McDonald’s also has a notable lack of momentum on plant-based proteins. The chain, which is arguably the most successful of any QSR in the world, has added a few vegan and vegetarian items at international locations, but has yet to answer to domestic demand for alternative proteins.
There is no clear explanation for Taco Bell’s decision to snub both Impossible and Beyond, but the brand could be waiting to see whether the plant-based buzz is here to stay or simply a fad. Offering vegetarian options gives Taco Bell some foothold in the meatless offerings market without requiring it to go through the investment, adjustment and launch of entirely new products.

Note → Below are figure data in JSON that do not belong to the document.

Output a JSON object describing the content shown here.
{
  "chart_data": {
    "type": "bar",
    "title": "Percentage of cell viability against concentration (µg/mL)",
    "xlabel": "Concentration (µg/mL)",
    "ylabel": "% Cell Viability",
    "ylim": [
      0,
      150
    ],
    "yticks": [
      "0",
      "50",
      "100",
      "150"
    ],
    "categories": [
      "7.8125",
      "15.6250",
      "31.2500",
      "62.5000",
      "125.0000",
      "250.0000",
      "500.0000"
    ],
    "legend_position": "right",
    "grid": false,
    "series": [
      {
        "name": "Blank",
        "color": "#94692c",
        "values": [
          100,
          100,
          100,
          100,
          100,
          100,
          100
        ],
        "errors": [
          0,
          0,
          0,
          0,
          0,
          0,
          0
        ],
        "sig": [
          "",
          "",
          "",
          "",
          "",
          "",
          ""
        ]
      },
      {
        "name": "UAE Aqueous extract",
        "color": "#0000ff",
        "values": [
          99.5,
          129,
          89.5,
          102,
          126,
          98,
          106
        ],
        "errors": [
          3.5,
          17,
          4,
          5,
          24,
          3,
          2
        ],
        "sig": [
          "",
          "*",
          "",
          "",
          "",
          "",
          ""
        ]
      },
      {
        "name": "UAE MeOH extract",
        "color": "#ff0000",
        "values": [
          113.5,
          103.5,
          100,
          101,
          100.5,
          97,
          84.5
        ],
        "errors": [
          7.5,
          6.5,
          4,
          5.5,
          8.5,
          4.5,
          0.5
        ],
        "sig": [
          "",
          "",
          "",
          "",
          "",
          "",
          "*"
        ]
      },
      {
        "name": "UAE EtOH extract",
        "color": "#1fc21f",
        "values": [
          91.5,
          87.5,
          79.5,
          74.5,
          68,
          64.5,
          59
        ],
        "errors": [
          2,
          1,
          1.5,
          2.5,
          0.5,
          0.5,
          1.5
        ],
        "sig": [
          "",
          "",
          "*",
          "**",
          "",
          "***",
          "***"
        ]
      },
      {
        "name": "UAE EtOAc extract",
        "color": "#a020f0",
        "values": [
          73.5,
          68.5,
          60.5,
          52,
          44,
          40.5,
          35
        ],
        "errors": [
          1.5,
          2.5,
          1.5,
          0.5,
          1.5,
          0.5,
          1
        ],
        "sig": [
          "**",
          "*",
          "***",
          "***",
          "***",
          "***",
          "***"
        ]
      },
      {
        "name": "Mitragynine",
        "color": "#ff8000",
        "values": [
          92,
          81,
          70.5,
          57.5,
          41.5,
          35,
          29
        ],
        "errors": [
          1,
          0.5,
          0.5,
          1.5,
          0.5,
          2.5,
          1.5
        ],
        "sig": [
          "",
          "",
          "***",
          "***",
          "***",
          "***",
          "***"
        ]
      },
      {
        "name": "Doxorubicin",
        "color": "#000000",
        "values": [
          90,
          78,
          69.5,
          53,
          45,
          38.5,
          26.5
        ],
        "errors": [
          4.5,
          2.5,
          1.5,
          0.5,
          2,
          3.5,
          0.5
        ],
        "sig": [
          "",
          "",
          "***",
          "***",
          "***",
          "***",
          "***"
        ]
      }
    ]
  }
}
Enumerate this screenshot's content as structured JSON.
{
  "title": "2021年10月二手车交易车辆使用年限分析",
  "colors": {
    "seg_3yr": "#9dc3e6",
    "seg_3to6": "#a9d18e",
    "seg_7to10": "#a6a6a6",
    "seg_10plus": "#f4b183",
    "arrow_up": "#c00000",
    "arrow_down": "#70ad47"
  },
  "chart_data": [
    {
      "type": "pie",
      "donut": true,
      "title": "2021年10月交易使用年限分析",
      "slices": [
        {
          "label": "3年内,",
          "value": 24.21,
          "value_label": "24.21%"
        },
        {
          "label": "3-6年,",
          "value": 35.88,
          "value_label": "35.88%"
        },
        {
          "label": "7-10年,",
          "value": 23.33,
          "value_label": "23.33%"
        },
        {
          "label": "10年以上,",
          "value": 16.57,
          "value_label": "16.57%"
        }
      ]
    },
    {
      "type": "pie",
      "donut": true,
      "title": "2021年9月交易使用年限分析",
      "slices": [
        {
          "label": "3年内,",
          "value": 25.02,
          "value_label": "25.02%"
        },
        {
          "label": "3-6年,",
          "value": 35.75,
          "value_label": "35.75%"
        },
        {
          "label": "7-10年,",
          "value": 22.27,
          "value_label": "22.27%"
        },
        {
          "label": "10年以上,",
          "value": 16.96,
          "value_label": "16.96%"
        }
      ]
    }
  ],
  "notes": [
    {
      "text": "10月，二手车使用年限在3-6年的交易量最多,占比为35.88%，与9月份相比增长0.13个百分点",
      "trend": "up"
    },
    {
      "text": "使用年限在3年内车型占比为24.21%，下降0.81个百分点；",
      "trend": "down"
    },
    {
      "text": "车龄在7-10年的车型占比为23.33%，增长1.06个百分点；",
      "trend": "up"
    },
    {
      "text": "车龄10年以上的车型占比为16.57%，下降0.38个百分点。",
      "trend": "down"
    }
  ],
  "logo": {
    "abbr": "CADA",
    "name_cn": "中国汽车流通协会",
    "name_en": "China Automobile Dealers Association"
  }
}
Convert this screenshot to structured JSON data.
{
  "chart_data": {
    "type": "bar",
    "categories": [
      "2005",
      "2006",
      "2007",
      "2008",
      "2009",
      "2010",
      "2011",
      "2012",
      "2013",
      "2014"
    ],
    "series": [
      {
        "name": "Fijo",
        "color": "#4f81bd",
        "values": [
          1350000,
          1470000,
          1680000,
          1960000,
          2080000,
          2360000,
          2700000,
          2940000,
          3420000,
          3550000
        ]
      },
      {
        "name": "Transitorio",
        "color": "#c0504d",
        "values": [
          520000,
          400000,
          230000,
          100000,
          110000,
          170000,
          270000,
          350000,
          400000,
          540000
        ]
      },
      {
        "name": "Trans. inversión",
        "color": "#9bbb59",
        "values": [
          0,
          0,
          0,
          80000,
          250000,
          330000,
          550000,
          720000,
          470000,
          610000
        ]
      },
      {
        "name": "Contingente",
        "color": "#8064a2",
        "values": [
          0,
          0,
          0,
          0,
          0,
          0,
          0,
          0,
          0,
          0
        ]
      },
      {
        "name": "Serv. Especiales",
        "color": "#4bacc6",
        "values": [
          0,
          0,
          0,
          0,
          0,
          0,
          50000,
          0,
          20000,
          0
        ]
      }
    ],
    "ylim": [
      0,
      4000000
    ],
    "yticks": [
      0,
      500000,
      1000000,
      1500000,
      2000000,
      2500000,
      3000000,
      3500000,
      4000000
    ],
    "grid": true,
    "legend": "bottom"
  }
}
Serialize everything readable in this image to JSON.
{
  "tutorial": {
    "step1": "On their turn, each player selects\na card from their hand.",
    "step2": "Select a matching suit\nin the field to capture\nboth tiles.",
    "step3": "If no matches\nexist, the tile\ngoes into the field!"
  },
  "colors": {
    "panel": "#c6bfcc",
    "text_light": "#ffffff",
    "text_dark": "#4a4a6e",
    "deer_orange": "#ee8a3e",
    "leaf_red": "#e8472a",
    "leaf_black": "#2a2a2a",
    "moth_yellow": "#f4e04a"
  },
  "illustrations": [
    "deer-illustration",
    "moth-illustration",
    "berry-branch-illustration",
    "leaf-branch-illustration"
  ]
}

The most popular meatless meat options are also having trouble meeting market demand. Impossible Foods recently experienced a shortage of its Impossible Burger after partnering with Burger King, and reports surfaced recently that Red Robin and White Castle are suffering shortages as well, even after the plant-based brand raised $300 million to help production. Beyond Meat also named several production risk factors in its IPO prospectus, so Taco Bell could also be waiting for these suppliers to stabilize.